Boon Cafe at Jarern Chai Grocer

Originally published by Two Thousand in 2014

Like a gremlin doused with water, Chat Thai has been multiplying over the last few years – with locations popping up in shopping centres and food courts. While each new location has stayed true to the O.G.’s mantra of Thai classics done extremely fucking well, their latest venture breaks all the rules (and still does things extremely fucking well).

If you’ve ever eaten a Chat Thai curry and thought ‘this would be insanely good on a sandwich’, sing your praises to the Lord of Holy Basil, because Chat Thai has been reading your mind and has opened their take on a typical Australian cafe. It’s housed inside their brand new grocery store, Jarern Chai Grocer, itself worthy of a long review praising its colourful collection of produce, both local and imported. A stroll through the aisles is the perfect distraction as you wait for your bowl of crab pasta.

What’s that? Crab pasta? At a Thai joint? It’s all par for the course at Boon Cafe, nestled in the middle of the grocery store. By night the cafe offers a traditional Isaan Thai menu – beautiful soups, noodles and curries as good as you’ll find at the first Chat Thai around the corner – but breakfast and lunch is way more fun, when the mother/daughter team of Amy Chanta and Palisa Anderson present a selection of sandwiches, salads and pasta that feature Thai flavours while avoiding tacky fusion label.

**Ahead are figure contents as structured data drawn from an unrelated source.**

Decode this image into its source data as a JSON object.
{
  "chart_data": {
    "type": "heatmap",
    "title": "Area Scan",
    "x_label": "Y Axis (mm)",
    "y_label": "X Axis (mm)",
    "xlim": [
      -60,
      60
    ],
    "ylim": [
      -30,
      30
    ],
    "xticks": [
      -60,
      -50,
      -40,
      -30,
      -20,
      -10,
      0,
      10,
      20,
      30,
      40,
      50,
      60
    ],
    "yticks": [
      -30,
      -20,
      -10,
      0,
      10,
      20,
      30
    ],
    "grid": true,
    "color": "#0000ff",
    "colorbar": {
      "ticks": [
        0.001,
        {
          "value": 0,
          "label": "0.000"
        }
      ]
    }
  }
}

Between thick slices of sourdough from Brickfields Bakery, you’ll find thai sausage, pork larb, fermented rice cakes, smoked eggplant relish and a shitload of chilli. These decadent sandwiches immediately stake their claim for the best in the city – and before you start uninviting your friend who pretends to have a gluten intolerance, don’t worry! The sandwiches can be served as rice bowls too!

Swing by for a sandwich at breakfast, then return for a few bowls of pasta at lunch. The pasta comes fresh from Porcorosso and provides a good chew, a nice contrast to the soft rice noodles typically used in Thai food. The kamut fusilli is a highlight, the yellow twists of pasta turning even yellower as they soak up the spicy oil from pork sausage and slide through raw egg yolks.

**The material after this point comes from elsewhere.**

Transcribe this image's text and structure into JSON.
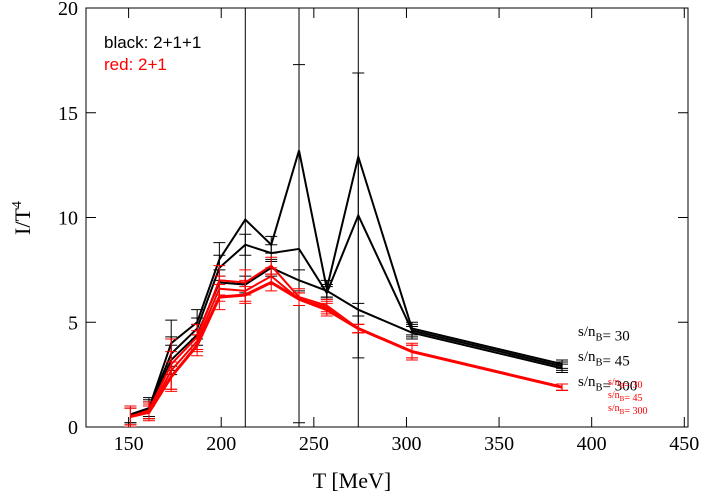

The level of heat in each dish is a welcome difference from your average cafe, and if you find it a bit much, suck down on one of the house made tisanes – a sweet herbal tea that changes flavour throughout the week. After trying one flavour, you’ll want to return a few times to make sure you get through them all. Add Boon Cafe to the top of the list of restaurants that we’d be perfectly happy eating at for breakfast, lunch and dinner – leaving with a bag of groceries to take home.